A railroad bed extended in to the swamp from Waycross to the island and remains of the built-up tram bed are still visible, as well as several metal box cars left when the village was dismantled and the railroad irons were taken up.

Mr. Chesser told of the six rows of houses, ten houses to the row, where some of the timber workers had lived. A poke of his walking stick here and there soon established the remains of a chimney and then pacing a straight line he found where each chimney stood for a whole row of houses. Each house had three large rooms, one big fireplace for heating and one chimney flue for the cookstove. The size of the house could be clearly seen in many instances for the old lightwood foundation blocks still stand as sentries denoting the lines of the house wall.

Three of the Chesser children were born on Billys Island - Bernice Chesser Roddenberry, Lois Chesser Bryant and Tessie Chesser Knowles. Mr. Chesser led the group to the home place his family occupied which was across the road from the cattle-dipping vat and next door to the church. The concrete remains of the dipping vat and part of the old fence is still visible. One of the earliest memories of Bernice Roddenberry is when, as a very small child she fell into the dip-vat. A doctor was summoned from Waycross to tend to her and he came to the island on the train.

The group found a concrete foundation where the electric generator for the island’s store was located. Remains of wells are still visible, especially the large square well near the tram road bed. Water taken from this was used in the locomotives.

Mr. Chesser pointed out where the blacksmith shop was, where the turpentine still and mule lot was located and where the boarding house, school and tavern were.

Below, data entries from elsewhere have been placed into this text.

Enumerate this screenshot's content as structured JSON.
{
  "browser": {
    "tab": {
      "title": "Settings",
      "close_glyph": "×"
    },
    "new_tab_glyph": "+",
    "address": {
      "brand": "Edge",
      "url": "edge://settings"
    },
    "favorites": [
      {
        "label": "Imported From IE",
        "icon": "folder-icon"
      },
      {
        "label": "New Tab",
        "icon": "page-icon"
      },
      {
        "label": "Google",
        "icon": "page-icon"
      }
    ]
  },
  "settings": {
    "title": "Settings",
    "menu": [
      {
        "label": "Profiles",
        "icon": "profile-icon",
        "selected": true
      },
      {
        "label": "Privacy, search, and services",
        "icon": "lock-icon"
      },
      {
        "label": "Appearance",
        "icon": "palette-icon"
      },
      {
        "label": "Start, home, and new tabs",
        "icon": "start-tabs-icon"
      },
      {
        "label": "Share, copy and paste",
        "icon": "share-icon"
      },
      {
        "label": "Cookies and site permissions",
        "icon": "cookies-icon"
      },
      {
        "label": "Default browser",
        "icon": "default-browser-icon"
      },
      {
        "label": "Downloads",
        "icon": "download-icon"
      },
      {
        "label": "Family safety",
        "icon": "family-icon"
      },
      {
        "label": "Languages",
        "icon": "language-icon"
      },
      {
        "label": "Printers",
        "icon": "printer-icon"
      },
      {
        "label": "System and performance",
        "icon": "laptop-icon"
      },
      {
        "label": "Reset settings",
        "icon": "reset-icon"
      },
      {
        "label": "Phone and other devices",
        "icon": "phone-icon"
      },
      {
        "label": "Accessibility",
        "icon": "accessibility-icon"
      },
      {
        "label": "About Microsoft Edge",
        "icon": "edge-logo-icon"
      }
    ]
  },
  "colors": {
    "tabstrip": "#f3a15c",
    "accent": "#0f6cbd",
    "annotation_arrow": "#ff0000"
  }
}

Footpaths and tram road beds brought back many memories of his life on the island.

He remembered tragedies too, such as when the train killed a small child who lived near the forks of the tram tracks, and the unprintable scandalous conduct of some of the villagers.

After a picnic lunch, which was shared with a nearly tame raccoon, the group explored more of the island, finding a head-high Indian mound, the metal remains of a buggy, a rusting bedstead, fencing that once kept animals from a garden, a tall citrus tree growing at the foot of a decaying chimney, all mute evidence of a bygone village.

The group had taken a different route to get to Billys Island than Mr. Chesser had taken over fifty years ago. Three cars traveled about eighty miles through St. George, Moniac and Fargo to bring the explorers to the island last week. Fifty years ago, Mr. Chesser left his home on the eastern edge of the swamp and paddled his boat through the wilderness to get to Billys Island.

Everyone agreed as they left, that they had spent an unforgettable day with Harry Chesser, a member of one of Charlton County’s pioneer families, in a place that now remains only in the memories of those who once lived on the island.

Among those making the trip were members of four generations of the Chesser family, including Mr. Chesser, his daughter (Bernice C, Roddenberry); his two granddaughters (Judy Roddenberry Drury and Betty Roddenberry Owens); and his two great-grandsons, (Scott and Brian Owens). Others on the trip were Layton Mizell, Sidney Southwell and Richard and Lois Mays.